To gain some perspective on the exceptional capabilities of these kinds of digital cameras, regular camera film is only 8% efficient in triggering chemical reactions when impacted by photons (light). CCD cameras register 60-85% of the incoming photons striking the CCD chip’s surface. Thus the efficiency of the telescope’s aperture is greatly increased by these phenomenal cameras, allowing smaller telescopes to outperform million-dollar instruments of the 1970’s.
Observing The Sun
In addition to the tremendous nighttime potential of taking pictures of celestial wonders, the Observatory can visually and photographically observe the Sun in great detail. The Observatory is equipped with a video system that not only allows videotaping views through the telescopes, but also channels the views from the telescopes (or even the computer monitors) to any television set in McInnis Hall via closed circuit channels 5 and 11.
The Observatory has two solar filters. The visual filter allows the surface features of the Sun to be easily seen; sunspots, faculae, and plages. The Hydrogen-Alpha (Ha) filter hones in on a 0.5-angstrom (5.0 x 10-9 cm) bandwidth of the red line of hydrogen (Ha), allowing magnificent views of solar prominences, flares, filaments, sunspots, and granulation to be viewed or videotaped.
Eastern University has a professional computerized weather station (Texas Weather Instruments WLS8000) that automatically collects weather information every second and stores and displays the data to our weather webpage, updating every five minutes.
Research Capabilities Of The Bradstreet Observatory
The Observatory is well equipped to perform meaningful astronomical research. We specialize in eclipsing binary stars, but can also monitor other variable stars, and search for new supernovae and asteroids.
We have an Optec SSP7 remotely-controlled, single channel photometer. This device allows us to precisely analyze starlight via 16 different color filters and a very sensitive cooled Hamamatsu photoelectric photomultiplier. The entire working of the photometer is controlled from within the Control Room via computer, and we (David Steelman and Dr. David Bradstreet) have written data acquisition software to control the photometer and display the observations graphically in real time. This allows the observer to see exactly what the star is doing only moments after taking the data.

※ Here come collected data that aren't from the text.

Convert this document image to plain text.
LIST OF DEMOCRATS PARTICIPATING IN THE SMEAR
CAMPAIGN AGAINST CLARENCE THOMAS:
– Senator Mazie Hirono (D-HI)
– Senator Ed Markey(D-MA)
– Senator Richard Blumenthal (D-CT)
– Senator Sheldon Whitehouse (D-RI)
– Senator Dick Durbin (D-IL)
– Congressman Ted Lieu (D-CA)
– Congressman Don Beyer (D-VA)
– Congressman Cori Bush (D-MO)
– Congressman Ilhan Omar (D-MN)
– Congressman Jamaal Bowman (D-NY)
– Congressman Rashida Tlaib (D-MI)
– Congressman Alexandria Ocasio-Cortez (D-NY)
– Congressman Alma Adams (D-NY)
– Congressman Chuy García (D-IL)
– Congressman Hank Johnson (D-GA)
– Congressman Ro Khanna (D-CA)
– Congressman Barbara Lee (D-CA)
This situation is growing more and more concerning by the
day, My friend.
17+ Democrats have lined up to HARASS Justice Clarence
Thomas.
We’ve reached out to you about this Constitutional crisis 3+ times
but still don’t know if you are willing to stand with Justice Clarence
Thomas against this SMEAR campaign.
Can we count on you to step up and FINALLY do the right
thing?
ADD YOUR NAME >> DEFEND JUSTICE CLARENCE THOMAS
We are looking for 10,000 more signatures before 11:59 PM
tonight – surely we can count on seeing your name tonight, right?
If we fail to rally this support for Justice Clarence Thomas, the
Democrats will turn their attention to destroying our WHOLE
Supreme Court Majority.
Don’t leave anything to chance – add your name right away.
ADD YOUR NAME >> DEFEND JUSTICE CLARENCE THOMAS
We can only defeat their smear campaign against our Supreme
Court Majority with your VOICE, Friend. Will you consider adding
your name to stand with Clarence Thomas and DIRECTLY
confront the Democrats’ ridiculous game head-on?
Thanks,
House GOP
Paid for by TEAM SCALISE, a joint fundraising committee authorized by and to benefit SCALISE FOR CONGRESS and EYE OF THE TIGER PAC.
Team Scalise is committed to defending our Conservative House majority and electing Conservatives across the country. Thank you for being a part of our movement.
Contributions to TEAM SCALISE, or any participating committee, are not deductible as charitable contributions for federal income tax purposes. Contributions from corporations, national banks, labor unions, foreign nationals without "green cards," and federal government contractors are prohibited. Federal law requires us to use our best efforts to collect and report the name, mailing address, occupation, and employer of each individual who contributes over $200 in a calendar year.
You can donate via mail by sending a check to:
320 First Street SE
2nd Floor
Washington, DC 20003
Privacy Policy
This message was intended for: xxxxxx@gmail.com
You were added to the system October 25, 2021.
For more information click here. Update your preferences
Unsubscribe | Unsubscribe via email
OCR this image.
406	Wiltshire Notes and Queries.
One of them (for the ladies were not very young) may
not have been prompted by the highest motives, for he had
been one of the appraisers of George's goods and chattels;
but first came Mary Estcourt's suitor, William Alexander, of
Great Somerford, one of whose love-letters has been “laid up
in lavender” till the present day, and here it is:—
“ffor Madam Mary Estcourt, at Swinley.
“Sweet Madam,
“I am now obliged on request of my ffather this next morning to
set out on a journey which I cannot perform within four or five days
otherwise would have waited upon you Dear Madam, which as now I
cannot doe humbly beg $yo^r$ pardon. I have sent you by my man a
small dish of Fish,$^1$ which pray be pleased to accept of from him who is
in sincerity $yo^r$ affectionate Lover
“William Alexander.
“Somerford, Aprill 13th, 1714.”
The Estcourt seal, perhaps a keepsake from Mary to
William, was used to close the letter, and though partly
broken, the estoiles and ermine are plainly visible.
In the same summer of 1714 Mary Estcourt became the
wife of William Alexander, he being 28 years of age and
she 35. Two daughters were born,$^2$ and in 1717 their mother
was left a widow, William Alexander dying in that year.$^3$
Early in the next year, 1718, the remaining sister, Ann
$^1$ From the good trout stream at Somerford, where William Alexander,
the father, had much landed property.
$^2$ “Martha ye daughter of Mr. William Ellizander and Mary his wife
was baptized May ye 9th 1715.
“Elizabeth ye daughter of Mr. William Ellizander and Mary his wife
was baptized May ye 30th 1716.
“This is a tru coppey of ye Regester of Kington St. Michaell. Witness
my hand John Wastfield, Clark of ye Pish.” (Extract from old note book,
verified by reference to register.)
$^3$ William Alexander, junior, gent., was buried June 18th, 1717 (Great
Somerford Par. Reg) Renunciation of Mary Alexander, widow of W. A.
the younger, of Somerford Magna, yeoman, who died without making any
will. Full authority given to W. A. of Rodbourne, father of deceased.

We possess an Optomechanics Model 10C spectrograph that allows us to produce excellent stellar spectra of a quality that will allow us to do research on brighter stars. We have begun a project on Betelgeuse to monitor its spectral features to see if they vary in a systematic way corresponding to the star’s already varying light output.
The Bradstreet Observatory has two computers dedicated to data analysis: one using Windows and the other Linux (a Unix language for PCs). The Linux machine allows us to use the same reduction software that is used worldwide by the professional astronomical community.